I was commissioned by the ‘Dominion Post’ to write an opinion piece as part of their review of the anniversary of the 2018 Census. This is a slightly revised version of what they published. The main article is ‘365 days and still counting: Census results still nowhere to be seen’. An earlier ‘Pundit’ column is ‘The Census Flop‘.
The test for a census has to be that it will stand up in a court of law. Its uses are so widespread, so fundamental to the governance of New Zealand, that there need be only one aggrieved party from a decision involving a census to end up in court. This has always been true but the 2018 Census of Population and Dwellings appears particularly flawed and therefore more likely to be litigated.
To avoid litigation the district health boards have decided to remain with the 2013 census. The Electoral Commission has no such discretion; the law requires them to use the latest census.
Some MPs have already said they have no confidence in any boundaries based on the 2018 census. An MP who disliked the Electoral Commission’s decisions may well go to court. Given the technical issues involved, the judicial process is likely to push the final determination of boundaries to a date too late for the 2020 general election. I am told, by people more informed than I am, that the courts may decide that the 2018 Census did not meet the standards required in the relevant statutes.
Every census has glitches, but the 2018 one had a major defect resulting in an exceptionally low ‘coverage ratio’, or the proportion who filled in their forms. Instructively, a year has gone by and we do not know that the exact ratio is but it is thought that about one in ten New Zealanders failed to file a return – double from what is normal.

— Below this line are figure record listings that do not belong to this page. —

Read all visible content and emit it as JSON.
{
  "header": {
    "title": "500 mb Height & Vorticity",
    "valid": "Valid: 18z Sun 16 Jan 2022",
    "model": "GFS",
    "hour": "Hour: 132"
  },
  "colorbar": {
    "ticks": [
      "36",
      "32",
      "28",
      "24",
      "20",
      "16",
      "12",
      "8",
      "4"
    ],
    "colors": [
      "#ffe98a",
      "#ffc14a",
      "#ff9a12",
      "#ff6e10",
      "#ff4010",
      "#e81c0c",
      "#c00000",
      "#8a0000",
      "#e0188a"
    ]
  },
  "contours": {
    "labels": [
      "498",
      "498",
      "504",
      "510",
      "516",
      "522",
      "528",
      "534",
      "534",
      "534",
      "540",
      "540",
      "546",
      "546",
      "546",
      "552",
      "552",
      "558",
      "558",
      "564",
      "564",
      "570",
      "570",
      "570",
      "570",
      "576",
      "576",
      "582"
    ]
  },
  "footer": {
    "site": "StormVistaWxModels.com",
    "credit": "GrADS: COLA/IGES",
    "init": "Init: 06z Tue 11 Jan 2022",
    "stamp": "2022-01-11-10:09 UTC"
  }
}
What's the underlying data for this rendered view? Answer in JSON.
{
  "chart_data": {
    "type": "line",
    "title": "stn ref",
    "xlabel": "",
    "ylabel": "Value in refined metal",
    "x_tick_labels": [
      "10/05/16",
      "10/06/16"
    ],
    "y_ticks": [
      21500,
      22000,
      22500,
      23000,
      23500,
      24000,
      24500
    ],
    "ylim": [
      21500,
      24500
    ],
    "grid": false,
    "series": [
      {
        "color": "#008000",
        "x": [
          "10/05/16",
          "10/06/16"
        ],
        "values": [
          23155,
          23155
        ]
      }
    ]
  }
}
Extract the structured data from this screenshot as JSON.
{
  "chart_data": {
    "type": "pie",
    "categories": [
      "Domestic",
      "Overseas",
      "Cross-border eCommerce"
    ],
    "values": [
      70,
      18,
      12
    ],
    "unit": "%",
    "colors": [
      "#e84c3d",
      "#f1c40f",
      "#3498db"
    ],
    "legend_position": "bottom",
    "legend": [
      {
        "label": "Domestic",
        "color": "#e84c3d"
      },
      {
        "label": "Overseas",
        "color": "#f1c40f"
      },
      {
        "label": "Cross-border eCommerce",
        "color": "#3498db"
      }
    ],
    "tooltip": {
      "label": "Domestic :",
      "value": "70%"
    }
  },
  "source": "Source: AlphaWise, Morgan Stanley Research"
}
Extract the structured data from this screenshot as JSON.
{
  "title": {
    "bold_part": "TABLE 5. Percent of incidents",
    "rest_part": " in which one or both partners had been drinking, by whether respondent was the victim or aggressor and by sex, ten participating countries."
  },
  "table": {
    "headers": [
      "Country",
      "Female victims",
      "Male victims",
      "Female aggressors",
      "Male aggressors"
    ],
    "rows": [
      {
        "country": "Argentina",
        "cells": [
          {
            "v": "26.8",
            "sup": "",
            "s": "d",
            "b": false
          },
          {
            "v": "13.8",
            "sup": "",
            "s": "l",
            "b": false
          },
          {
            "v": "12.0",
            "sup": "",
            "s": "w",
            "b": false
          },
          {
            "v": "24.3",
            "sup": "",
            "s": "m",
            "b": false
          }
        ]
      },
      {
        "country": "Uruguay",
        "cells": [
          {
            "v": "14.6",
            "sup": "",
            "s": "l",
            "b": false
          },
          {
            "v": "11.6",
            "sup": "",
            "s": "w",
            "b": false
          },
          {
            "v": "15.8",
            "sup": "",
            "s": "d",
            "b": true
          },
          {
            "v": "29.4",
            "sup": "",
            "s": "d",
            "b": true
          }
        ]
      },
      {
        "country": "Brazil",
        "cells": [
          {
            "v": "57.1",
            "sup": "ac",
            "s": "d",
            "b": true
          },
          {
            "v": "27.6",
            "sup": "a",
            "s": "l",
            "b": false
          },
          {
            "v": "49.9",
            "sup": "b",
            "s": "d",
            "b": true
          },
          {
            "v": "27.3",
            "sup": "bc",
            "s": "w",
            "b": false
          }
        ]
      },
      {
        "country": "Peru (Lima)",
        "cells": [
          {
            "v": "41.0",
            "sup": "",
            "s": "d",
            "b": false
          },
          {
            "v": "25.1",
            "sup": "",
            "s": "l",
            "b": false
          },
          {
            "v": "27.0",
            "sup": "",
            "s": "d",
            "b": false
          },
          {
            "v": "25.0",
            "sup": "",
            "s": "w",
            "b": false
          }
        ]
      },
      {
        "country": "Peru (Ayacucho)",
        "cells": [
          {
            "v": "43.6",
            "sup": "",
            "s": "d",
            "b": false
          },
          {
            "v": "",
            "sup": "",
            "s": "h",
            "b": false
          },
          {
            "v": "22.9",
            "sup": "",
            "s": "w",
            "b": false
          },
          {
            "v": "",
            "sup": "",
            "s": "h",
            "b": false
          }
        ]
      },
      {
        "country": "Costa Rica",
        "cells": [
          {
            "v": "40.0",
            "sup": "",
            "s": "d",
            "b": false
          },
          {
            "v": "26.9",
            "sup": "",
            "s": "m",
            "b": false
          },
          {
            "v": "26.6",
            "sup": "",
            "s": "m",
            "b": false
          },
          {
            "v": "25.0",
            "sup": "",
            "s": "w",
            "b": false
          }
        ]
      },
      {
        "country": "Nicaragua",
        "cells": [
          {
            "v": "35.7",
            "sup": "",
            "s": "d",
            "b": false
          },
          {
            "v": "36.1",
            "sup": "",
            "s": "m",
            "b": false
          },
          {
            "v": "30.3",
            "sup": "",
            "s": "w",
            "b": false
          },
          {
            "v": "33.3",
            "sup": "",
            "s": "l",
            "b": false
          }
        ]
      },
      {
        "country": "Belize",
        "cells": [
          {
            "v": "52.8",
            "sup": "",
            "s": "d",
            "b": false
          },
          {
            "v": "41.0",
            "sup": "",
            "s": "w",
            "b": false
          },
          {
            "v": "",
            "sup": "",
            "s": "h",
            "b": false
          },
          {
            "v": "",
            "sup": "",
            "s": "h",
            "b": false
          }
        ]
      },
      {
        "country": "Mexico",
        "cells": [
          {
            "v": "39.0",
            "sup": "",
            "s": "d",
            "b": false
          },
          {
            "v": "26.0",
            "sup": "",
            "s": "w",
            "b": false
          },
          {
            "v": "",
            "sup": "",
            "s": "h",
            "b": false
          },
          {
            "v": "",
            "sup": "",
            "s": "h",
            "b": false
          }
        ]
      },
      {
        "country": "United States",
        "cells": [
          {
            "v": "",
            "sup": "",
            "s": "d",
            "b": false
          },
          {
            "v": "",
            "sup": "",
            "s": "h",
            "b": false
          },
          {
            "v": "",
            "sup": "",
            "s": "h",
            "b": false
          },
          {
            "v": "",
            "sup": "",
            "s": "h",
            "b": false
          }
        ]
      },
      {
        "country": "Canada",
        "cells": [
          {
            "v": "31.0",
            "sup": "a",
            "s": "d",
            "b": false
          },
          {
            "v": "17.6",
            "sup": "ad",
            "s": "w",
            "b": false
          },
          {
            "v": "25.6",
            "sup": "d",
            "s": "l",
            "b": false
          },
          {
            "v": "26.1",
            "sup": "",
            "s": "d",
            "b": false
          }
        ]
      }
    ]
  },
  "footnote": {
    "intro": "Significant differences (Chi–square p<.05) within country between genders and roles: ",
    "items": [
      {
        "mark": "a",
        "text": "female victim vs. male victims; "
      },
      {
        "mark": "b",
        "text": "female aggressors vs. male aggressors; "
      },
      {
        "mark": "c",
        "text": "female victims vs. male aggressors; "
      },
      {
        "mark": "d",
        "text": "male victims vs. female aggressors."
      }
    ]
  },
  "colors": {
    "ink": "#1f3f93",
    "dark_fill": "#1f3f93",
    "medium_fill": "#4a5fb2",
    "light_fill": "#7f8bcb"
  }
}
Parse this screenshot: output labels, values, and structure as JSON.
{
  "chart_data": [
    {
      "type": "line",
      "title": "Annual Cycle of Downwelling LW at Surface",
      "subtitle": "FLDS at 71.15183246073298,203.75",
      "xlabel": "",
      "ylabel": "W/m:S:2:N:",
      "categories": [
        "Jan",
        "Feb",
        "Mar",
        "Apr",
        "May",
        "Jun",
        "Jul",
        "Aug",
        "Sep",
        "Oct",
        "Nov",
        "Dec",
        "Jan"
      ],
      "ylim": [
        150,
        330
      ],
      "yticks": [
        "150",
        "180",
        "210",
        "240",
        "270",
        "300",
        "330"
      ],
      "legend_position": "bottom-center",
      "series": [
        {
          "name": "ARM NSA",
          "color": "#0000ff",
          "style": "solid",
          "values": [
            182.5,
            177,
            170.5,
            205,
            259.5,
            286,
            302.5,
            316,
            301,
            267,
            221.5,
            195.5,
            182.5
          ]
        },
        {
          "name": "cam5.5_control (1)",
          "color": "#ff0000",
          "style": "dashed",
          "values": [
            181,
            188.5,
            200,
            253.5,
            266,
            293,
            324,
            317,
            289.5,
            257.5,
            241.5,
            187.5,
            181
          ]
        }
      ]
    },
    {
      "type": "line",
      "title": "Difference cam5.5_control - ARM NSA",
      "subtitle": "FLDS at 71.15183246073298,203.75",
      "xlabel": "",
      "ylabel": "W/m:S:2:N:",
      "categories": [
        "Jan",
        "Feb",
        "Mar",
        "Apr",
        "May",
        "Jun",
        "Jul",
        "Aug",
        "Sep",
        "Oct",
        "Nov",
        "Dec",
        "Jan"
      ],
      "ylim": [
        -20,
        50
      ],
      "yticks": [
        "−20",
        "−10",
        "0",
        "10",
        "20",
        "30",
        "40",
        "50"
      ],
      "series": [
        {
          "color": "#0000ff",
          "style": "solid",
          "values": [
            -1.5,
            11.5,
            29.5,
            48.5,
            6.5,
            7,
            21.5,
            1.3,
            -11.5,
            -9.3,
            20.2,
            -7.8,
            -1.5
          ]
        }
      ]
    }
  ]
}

Even Statistics New Zealand has no confidence in the outcome and is trying to patch the gap by using other data sources. For many purposes the resulting data-base may be adequate, although there may be larger margins of statistical error. However a court is unlikely to be convinced that the result meets statutory requirements.
The major defect was the inadequate provision of enumerators, the people who knock at your door (and find dwellings not on the public record), help you fill in the forms and go back to remind those who have not. Figures released by Statistics New Zealand suggest that only half the resources were provided for this purpose in 2018, compared to the 2013 Census.
The reasons for the reduction are beyond comprehension. So the government cuts back the resources; you tell the government you cannot do the job that it and statute ask of you. You think you can double enumerator productivity because you are expecting 70 percent to respond electronically. You do not have to be Einstein to know that the other 30 percent are those that require the most intensive work from the enumerators.
The anecdotal result seems to have been poorly trained and managed enumerators, and with fewer followups. The quantitative consequence of halving the resources has been a doubling of the coverage failure. (Twelve months after the failure and Statistics New Zealand has not provided a detailed review.)
What to do? When the failure became apparent nine months ago it was proposed that there be a new census run in March 2021 (just two years from now) and that the 2020 general election be run on the existing boundaries based on the 2013 Census. That has the additional advantage of realigning New Zealand census dates to the Western standard of years ending in 1 and 6; the sequence was disrupted by the Canterbury earthquakes.
Statistics New Zealand has claimed that it takes three years (instead of two years and nine months) to run a new census. But I am told that if they use the existing reliable parts of the 2018 census with the 2013 enumerator system, it will take 18 months to organise.
So it could start the task as late as this September. All it requires is leadership, although it may be sensible to bring back (sometimes out of retirement) the team that ran the 2013 enumeration.